Danny Strong, who played Jonathan on "Buffy the Vampire Slayer" and later Paris's boyfriend Doyle on "Gilmore Girls," is one of my favorite young sad-sack character actors. Short, scrawny, and heavy-browed, Strong plays the impotent rage of the unpopular and unheard beautifully. He's also smart enough to know that he's gotten too old to play high school roles and is transitioning smoothly into a new role: screenwriter.

Strong's script for Recount, made into a movie for HBO by Austin Powers' Jay Roach, is an effective and direct telling of its story. The story is the legal confusion in the period after Election Day 2000 when the whole nation waited to see which way Florida would turn. Strong and Roach telescope the action by showing a rather wide range of events from a relatively limited number of points of view. In a few cases, rather than constructing contrived scenes to get judicial opinions across, the film simply shows an actor looking directly at the camera and speaking them. That makes Recount seem a bit more like a history class filmstrip than it needs to be.

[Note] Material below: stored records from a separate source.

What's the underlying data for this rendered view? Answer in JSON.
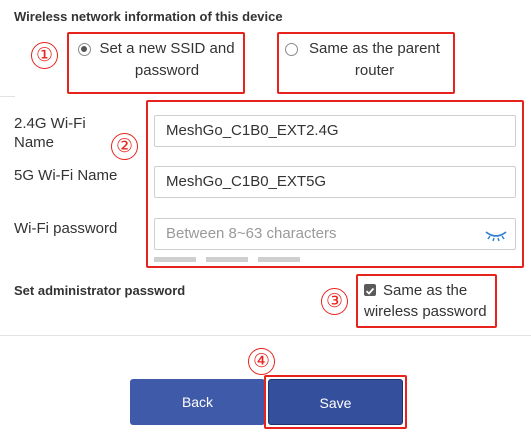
{
  "section_title": "Wireless network information of this device",
  "markers": [
    "①",
    "②",
    "③",
    "④"
  ],
  "mode": {
    "new_ssid_line1": "Set a new SSID and",
    "new_ssid_line2": "password",
    "same_parent_line1": "Same as the parent",
    "same_parent_line2": "router",
    "selected": "new_ssid"
  },
  "fields": {
    "ssid_24_label_line1": "2.4G Wi-Fi",
    "ssid_24_label_line2": "Name",
    "ssid_24_value": "MeshGo_C1B0_EXT2.4G",
    "ssid_5_label": "5G Wi-Fi Name",
    "ssid_5_value": "MeshGo_C1B0_EXT5G",
    "password_label": "Wi-Fi password",
    "password_placeholder": "Between 8~63 characters"
  },
  "admin": {
    "label": "Set administrator password",
    "checkbox_line1": "Same as the",
    "checkbox_line2": "wireless password",
    "checked": true
  },
  "buttons": {
    "back": "Back",
    "save": "Save"
  },
  "colors": {
    "annotation_red": "#e8231e",
    "button_blue": "#3f5aa8",
    "save_blue": "#34509c"
  }
}
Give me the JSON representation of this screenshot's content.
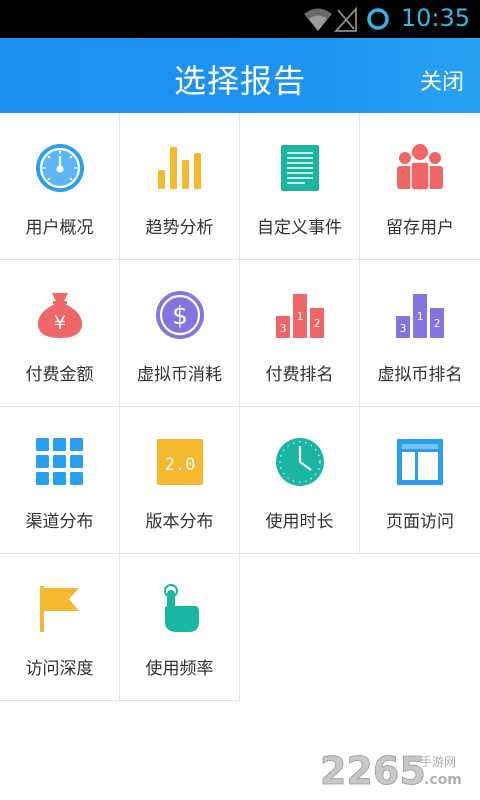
{
  "status_bar": {
    "time": "10:35",
    "wifi_icon": "wifi-icon",
    "signal_icon": "signal-icon",
    "sync_icon": "sync-icon"
  },
  "header": {
    "title": "选择报告",
    "close_label": "关闭"
  },
  "reports": [
    {
      "label": "用户概况",
      "icon": "gauge-icon"
    },
    {
      "label": "趋势分析",
      "icon": "bar-chart-icon"
    },
    {
      "label": "自定义事件",
      "icon": "document-icon"
    },
    {
      "label": "留存用户",
      "icon": "users-icon"
    },
    {
      "label": "付费金额",
      "icon": "money-bag-icon"
    },
    {
      "label": "虚拟币消耗",
      "icon": "dollar-coin-icon"
    },
    {
      "label": "付费排名",
      "icon": "podium-icon"
    },
    {
      "label": "虚拟币排名",
      "icon": "podium-icon"
    },
    {
      "label": "渠道分布",
      "icon": "grid-icon"
    },
    {
      "label": "版本分布",
      "icon": "version-icon",
      "icon_text": "2.0"
    },
    {
      "label": "使用时长",
      "icon": "clock-icon"
    },
    {
      "label": "页面访问",
      "icon": "layout-icon"
    },
    {
      "label": "访问深度",
      "icon": "flag-icon"
    },
    {
      "label": "使用频率",
      "icon": "hand-tap-icon"
    }
  ],
  "podium_digits": [
    "3",
    "1",
    "2"
  ],
  "watermark": {
    "number": "2265",
    "suffix": "手游网",
    "domain": ".com"
  },
  "colors": {
    "header": "#1f8ef1",
    "status_time": "#33b5e5",
    "blue": "#2a9ef0",
    "yellow": "#f5b82e",
    "teal": "#1ab5a3",
    "red": "#ef6666",
    "purple": "#8474e0",
    "grid_line": "#e3e3e3"
  }
}
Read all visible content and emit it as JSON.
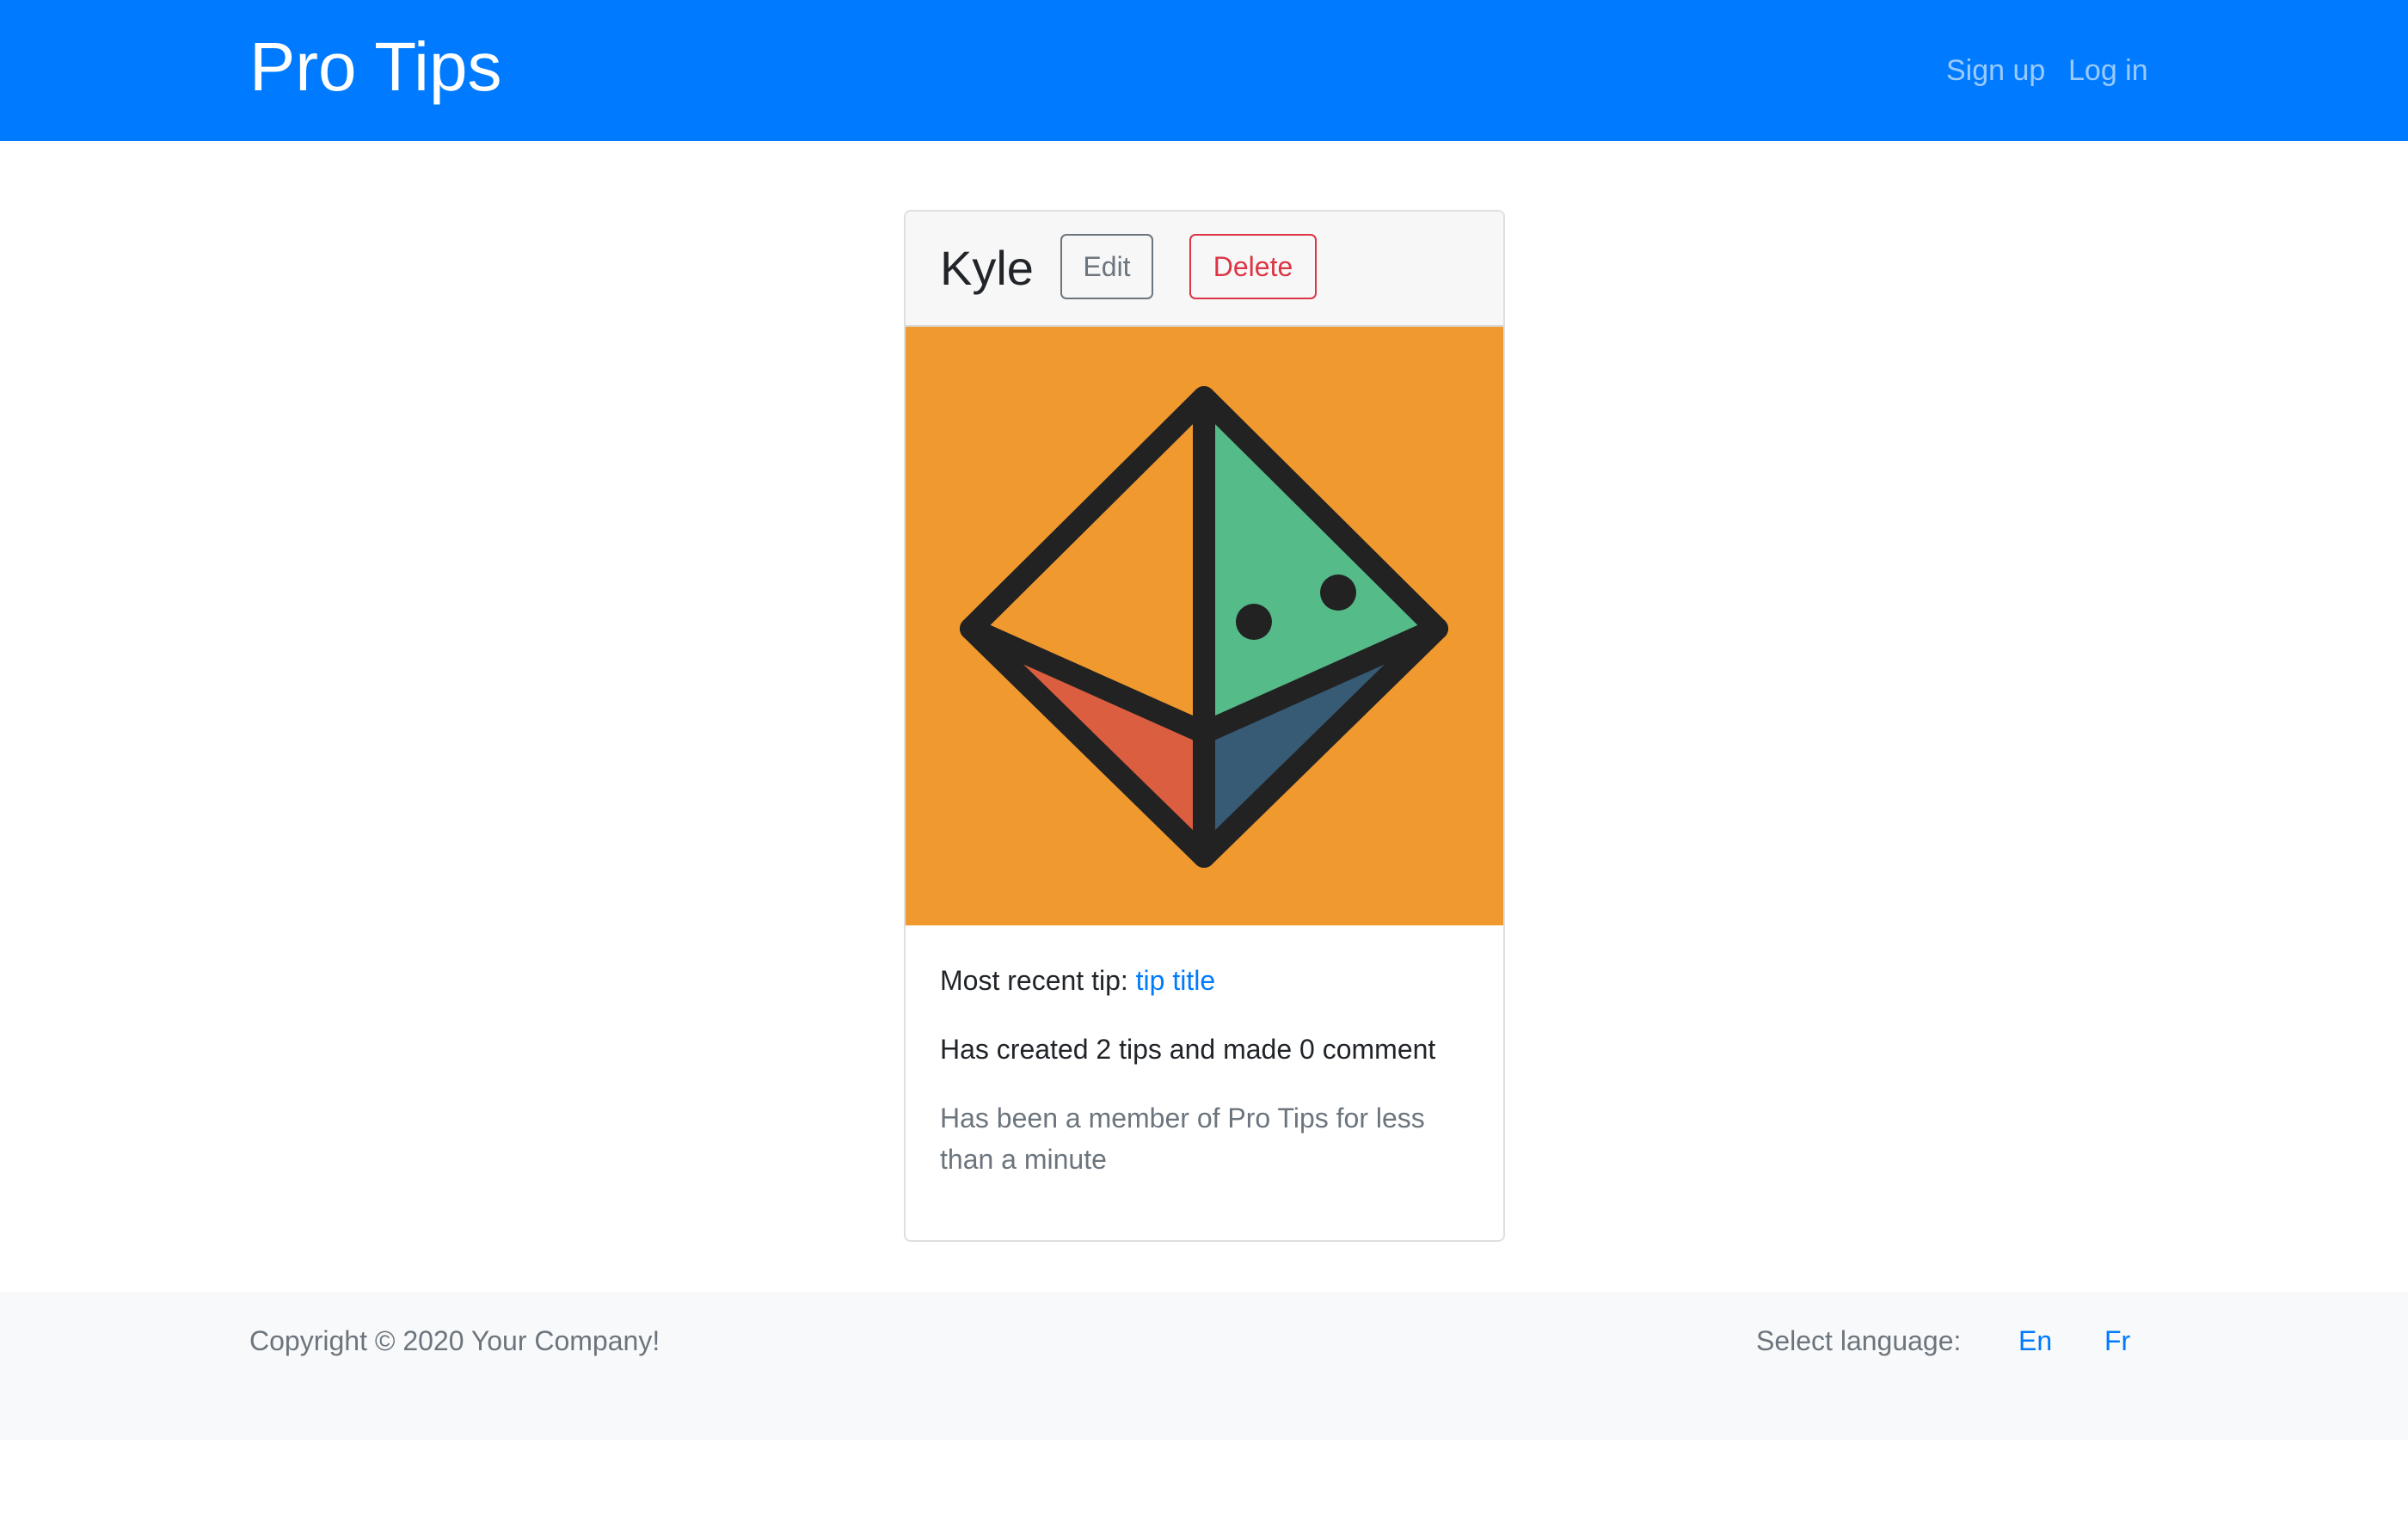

Throughout, both the script and the director are largely impartial. The Democratic strategists on Gore's side use more rhetoric about every vote being counted than the Republican team, who are out just to win. But no punches are pulled with regards to the Democrats' efforts to limit the recounts to heavily liberal counties, and both sides make a point fairly early on of defining the whole election crisis as a purely political struggle.

That's Recount's strongest theme, and ultimately what makes it kind of a drag. The story follows through to the Supreme Court voting, along drastically partisan lines (a travesty about which I recently read in more detail in Jeffrey Toobin's book The Nine), to run out the clock on Gore. No matter what side of the political divide you might fall on, this just isn't a pleasant thing to watch. Recount isn't able to provide context or pathos; it's just something to squirm along to all over again. Laura Dern's recreation of Katherine Harris is quite brilliant and Kevin Spacey, Tom Wilkinson, Mitch Pileggi, and many others do a stern, serious job with this material. Recount could have used more humor, and more natural dialogue, and less awkward incorporation of stand-ins for the candidates. No appearance by Gore and Bush at all would have been better, as the film seems to believe quite plainly that the recount imbroglio really had nothing to do with either. That's the most politically neutral element of the film -- soldiers on both sides convey doubt about the candidates for whom they're fighting.